The folder with all my files(pdf, txt, xlsx etc.) is on “C:\Fess_test_local” so I configured the “Filesystem_test_local”-crawler with the following:
-
ID: bCz3eJEB5jT5m4cO_QC_
-
Name: Filesystem_test_local
-
Paths: file:///C:/Fess_test_local/*
-
Included Paths For Crawling:
file:///C:/Fess_test_local/*
.*/$
.*pdf$
.*txt$
.*xlsx$
.*docx$ -
Included Paths For Indexing:
.*/$
.*pdf$
.*txt$
.*xlsx$
.*docx$
Then I created a Job in the scheduler with the following parameters:
Name: Filesystem_test_local
Target: all
Schedule:
Executor: groovy
Script: return container.getComponent(crawlJob).logLevel(info).webConfigIds( as String).fileConfigIds([bCz3eJEB5jT5m4cO_QC_] as String).dataConfigIds( as String).jobExecutor(executor).execute();
Logging: Enabled
Crawler Job: Enabled
Status: Enabled
Display Order: 0
I started the Job manually and after a short time the Job was Ok, but the Index size in System Info → Crawling Info was 0
And in the fess-crawler.log I got the following:
2024-08-22 09:52:28,466 [WebFsCrawler] INFO Target Path: file:///C:/Fess_test_local/*
2024-08-22 09:52:28,466 [WebFsCrawler] INFO Included Path: file:///C:/Fess_test_local/*
2024-08-22 09:52:28,466 [WebFsCrawler] INFO Included Path: .*/$
2024-08-22 09:52:28,466 [WebFsCrawler] INFO Included Path: .*pdf$
2024-08-22 09:52:28,467 [WebFsCrawler] INFO Included Path: .*txt$
2024-08-22 09:52:28,467 [WebFsCrawler] INFO Included Path: .*xlsx$
2024-08-22 09:52:28,467 [WebFsCrawler] INFO Included Path: .*docx$
2024-08-22 09:52:38,485 [IndexUpdater] INFO Processing no docs in indexing queue (Doc:{access 6ms}, Mem:{used 144.348MB, heap 372.736MB, max 524.288MB})
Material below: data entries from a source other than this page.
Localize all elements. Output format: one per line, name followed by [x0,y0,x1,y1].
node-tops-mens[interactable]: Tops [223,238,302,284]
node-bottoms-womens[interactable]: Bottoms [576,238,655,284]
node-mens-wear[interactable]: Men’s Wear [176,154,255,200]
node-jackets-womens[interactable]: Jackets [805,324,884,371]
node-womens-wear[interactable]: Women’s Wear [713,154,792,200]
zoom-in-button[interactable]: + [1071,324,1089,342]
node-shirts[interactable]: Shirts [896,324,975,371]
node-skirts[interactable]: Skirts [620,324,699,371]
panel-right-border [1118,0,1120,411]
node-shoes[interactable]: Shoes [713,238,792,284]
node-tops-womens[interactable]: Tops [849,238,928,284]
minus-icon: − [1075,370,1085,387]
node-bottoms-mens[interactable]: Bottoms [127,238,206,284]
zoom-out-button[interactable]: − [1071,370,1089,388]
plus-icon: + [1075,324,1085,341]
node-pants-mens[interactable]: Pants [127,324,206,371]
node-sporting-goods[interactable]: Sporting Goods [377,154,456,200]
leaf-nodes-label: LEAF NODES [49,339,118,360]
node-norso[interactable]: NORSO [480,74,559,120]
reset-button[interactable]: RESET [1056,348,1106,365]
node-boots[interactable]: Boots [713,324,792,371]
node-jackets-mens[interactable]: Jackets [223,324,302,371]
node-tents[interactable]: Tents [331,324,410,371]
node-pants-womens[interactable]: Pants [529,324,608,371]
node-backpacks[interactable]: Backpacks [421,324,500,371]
2024-08-22 09:52:48,479 [IndexUpdater] INFO Processing no docs in indexing queue (Doc:{access 4ms}, Mem:{used 147.408MB, heap 372.736MB, max 524.288MB})
2024-08-22 09:52:58,481 [IndexUpdater] INFO Processing no docs in indexing queue (Doc:{access 5ms}, Mem:{used 149.831MB, heap 372.736MB, max 524.288MB})
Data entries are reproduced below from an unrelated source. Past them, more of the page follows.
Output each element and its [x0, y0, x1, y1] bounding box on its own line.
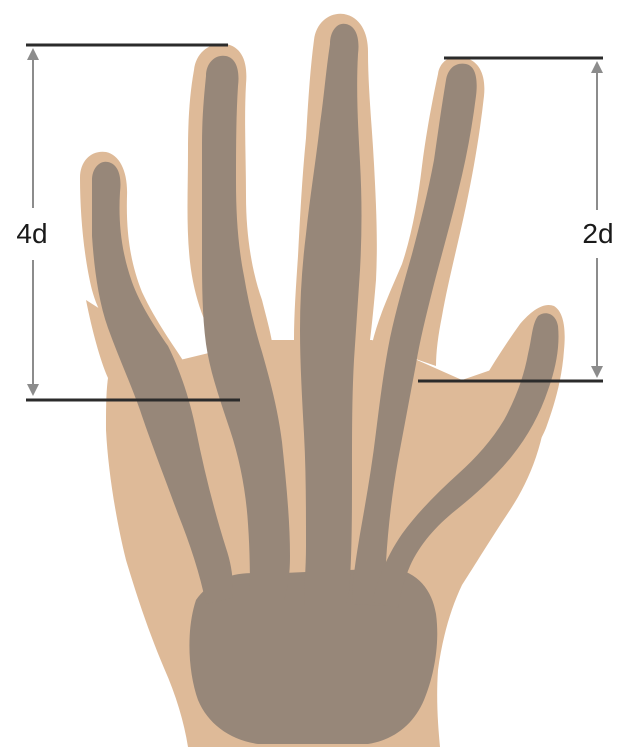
- left-dimension-label: 4d: [16, 218, 47, 249]
- right-arrow-up-head: [591, 61, 603, 73]
- left-arrow-down-head: [27, 384, 39, 396]
- left-arrow-up-head: [27, 48, 39, 60]
- right-arrow-down-head: [591, 366, 603, 378]
- right-dimension-label: 2d: [582, 218, 613, 249]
2024-08-22 09:52:58,923 [WebFsCrawler] INFO [EXEC TIME] crawling time: 30518ms
2024-08-22 09:53:08,480 [IndexUpdater] INFO Processing no docs in indexing queue (Doc:{access 2ms}, Mem:{used 149.998MB, heap 372.736MB, max 524.288MB})
2024-08-22 09:53:08,480 [IndexUpdater] INFO [EXEC TIME] index update time: 26ms
2024-08-22 09:53:08,553 [main] INFO Finished Crawler
2024-08-22 09:53:08,599 [main] INFO [CRAWL INFO] CrawlerEndTime=2024-08-22T09:53:08.553+0200,WebFsCrawlExecTime=30518,CrawlerStatus=true,CrawlerStartTime=2024-08-22T09:52:28.385+0200,WebFsCrawlEndTime=2024-08-22T09:53:08.552+0200,WebFsIndexExecTime=26,WebFsIndexSize=0,CrawlerExecTime=40168,WebFsCrawlStartTime=2024-08-22T09:52:28.397+0200
2024-08-22 09:53:08,603 [main] INFO Disconnected to http://localhost:9201
2024-08-22 09:53:08,606 [main] INFO Destroyed LaContainer.
I do not know why he says that “Processing no docs in indexing queue”, since there are files in my Fess_test_local folder and if I go to the Browser and type the URL file:///C:/Fess_test_local/name_of_pdf.pdf I can see a pdf from that folder.